5 mins read

Will he make Liverpool fans sing or just very cross on the Mersey?

Last April I wrote a piece for FootballFanCast about Andy Carroll in the aftermath of the girlfriend-related tête-à-tête with Newcastle teammate Steven Taylor that resulted in the latter reportedly requiring hospital treatment for a broken jaw. Back then, Carroll was a Championship striker with a modestly good scoring record cursed by off-the-field dramas that threatened to derail his career. Now he’s a Premier League striker with a modestly good scoring record cursed by off-the-field dramas who, following Monday’s events, is worth £35m according to Liverpool.

Who saw that one coming?

Selling Fernando Torres to Chelsea for £50m effectively allowed Kenny Dalglish to take advantage of a 2-for-1 offer and trade in his one recognised centre forward for a pair of new ones. Carroll’s new striker partner, Luis Suárez, is no stranger to trouble either. While one member of Anfield’s remodelled frontline has been quick with his fists in the past – pleading guilty to common assault last October in relation to a charge from 2009 – their new recruit from Ajax bit an opponent on the shoulder in a Dutch league game three months ago. All this suggests that, Carroll and Suárez’s possible merits as a playing partnership aside, Liverpool have almost certainly assembled the most intimidating wrestling tag team the Premier League has ever known.

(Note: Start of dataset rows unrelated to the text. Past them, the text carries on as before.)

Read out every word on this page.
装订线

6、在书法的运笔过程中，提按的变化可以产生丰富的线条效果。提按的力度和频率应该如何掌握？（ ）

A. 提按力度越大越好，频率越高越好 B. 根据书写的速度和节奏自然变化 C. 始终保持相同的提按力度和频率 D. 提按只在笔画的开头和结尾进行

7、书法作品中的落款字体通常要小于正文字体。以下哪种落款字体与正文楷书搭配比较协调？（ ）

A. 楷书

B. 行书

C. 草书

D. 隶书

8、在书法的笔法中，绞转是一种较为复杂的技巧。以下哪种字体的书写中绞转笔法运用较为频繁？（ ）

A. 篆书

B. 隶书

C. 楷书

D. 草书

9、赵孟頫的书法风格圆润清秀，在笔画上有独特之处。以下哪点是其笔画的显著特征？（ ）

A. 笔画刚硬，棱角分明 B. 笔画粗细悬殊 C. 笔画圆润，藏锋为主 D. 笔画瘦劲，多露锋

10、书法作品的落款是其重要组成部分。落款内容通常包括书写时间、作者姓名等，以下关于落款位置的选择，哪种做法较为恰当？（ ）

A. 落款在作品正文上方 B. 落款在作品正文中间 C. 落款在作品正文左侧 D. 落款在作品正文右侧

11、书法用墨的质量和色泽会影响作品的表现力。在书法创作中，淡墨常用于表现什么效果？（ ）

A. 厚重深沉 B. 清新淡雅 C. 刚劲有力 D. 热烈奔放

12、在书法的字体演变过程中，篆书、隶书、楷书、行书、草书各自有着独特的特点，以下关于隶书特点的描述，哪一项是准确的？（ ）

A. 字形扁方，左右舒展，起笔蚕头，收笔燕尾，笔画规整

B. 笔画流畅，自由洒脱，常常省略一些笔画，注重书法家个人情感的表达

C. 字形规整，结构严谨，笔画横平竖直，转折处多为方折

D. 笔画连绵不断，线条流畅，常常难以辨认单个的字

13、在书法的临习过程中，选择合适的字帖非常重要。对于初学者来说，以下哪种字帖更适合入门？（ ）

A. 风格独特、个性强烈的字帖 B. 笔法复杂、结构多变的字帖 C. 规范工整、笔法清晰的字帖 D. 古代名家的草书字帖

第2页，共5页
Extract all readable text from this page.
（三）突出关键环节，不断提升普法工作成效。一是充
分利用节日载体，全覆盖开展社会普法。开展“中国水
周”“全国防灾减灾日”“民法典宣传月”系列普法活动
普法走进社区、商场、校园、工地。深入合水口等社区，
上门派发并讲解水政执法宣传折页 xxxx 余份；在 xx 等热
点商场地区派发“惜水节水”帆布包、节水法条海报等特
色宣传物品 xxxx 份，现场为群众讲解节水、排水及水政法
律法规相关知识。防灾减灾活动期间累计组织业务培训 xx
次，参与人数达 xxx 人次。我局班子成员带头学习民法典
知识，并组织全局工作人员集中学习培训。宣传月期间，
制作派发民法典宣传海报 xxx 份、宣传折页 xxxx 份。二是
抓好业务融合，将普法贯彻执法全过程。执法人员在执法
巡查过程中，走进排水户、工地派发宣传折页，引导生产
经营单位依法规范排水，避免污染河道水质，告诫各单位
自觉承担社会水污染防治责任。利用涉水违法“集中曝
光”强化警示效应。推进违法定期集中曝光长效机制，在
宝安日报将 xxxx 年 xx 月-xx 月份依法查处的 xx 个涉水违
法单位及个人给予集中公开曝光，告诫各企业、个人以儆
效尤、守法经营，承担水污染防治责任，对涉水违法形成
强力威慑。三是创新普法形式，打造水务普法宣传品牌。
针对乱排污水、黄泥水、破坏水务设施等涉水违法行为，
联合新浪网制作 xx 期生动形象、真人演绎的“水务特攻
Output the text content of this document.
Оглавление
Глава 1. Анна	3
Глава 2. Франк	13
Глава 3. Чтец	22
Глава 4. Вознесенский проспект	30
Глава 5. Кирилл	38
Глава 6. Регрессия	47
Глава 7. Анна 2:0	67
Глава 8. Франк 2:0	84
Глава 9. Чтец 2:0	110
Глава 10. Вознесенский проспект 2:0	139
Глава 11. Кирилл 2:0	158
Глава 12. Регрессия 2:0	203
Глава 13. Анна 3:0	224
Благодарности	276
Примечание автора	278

The incidents that Kenny Dalglish’s new front two have been involved in are so extraordinary that they make the prospect of them playing together all the more compelling. Suárez enjoyed the vilification of football fans everywhere – outside Uruguay and its diaspora anyway – following the deliberate handball against Ghana that deprived the Black Stars of a certain goal and the chance to become Africa’s first ever World Cup semi-finalists. Carroll, meanwhile, starred in “At Home with the Nolans” last year when he was ordered to move in with a teammate’s family as part of his bail conditions following a further charge of assault, this time against another former girlfriend. The charge was later dropped but not before Carroll’s car was torched as it sat on the drive outside Kevin Nolan’s house.

Let’s deal with Carroll’s transfer fee quickly. Of course £35m is a ludicrous amount of money to pay for a striker with only 34 career goals to his name and not yet 90 minutes of international experience behind him, and if Carroll is the eighth most expensive player of all time then it only goes to prove that the gap between cost and value in football is large enough to drive a fleet of chrome-plated Range Rovers through.

As a player, he is coveted because he is exactly the sort of forward that football thought was extinct. The 22-year-old is no carthorse but neither have Liverpool bought him for his technical ability. Carroll comes into his own when the ball is in the air. At set-pieces, he will attack the cross and leap to meet the delivery with the force of a hammer. If a team member plays the ball long then Carroll will do his best to win it or dare his marker to stop him. The player stands well over six feet tall but compare his aerial ability with the almost apologetic way in which, say, Peter Crouch heads the ball. Carroll is an unashamed big-man type of forward.

The money that Liverpool have spent on the player, exaggerated as it is, is a bit like that shelled out for a historical relic previously thought lost to the sands of time. Carroll’s transfer comes less than a month after the sad death of Nat Lofthouse, who scored 285 times for Bolton Wanderers in a fourteen-year period after the Second World War. Lofthouse’s head was arguably his most effective extremity, such was the regularity with which he scored with it. He was such a strong player that he could even use opposing players to strike the ball; in the 1958 FA Cup final, Lofthouse barged Harry Gregg into the net as the Manchester United goalkeeper held the ball.

Alan Shearer fleetingly became the world’s most expensive player in 1996 when Kevin Keegan paid £15m to bring him to Newcastle from Blackburn Rovers, and now Carroll finds his transfer fee jostling with figures parted with in the past for Hernán Crespo and David Villa. Shearer was the last player to match the description of the mythical English centre forward: tall, brave, aggressive, prolific and strong shoulders. Carroll doesn’t tick all the boxes yet – the most important one, scoring goals, needs a little work – but his purchase by Liverpool is an incredible show of faith in a style of play that had its heyday half a century ago but which is still firmly entrenched in English football culture’s psyche.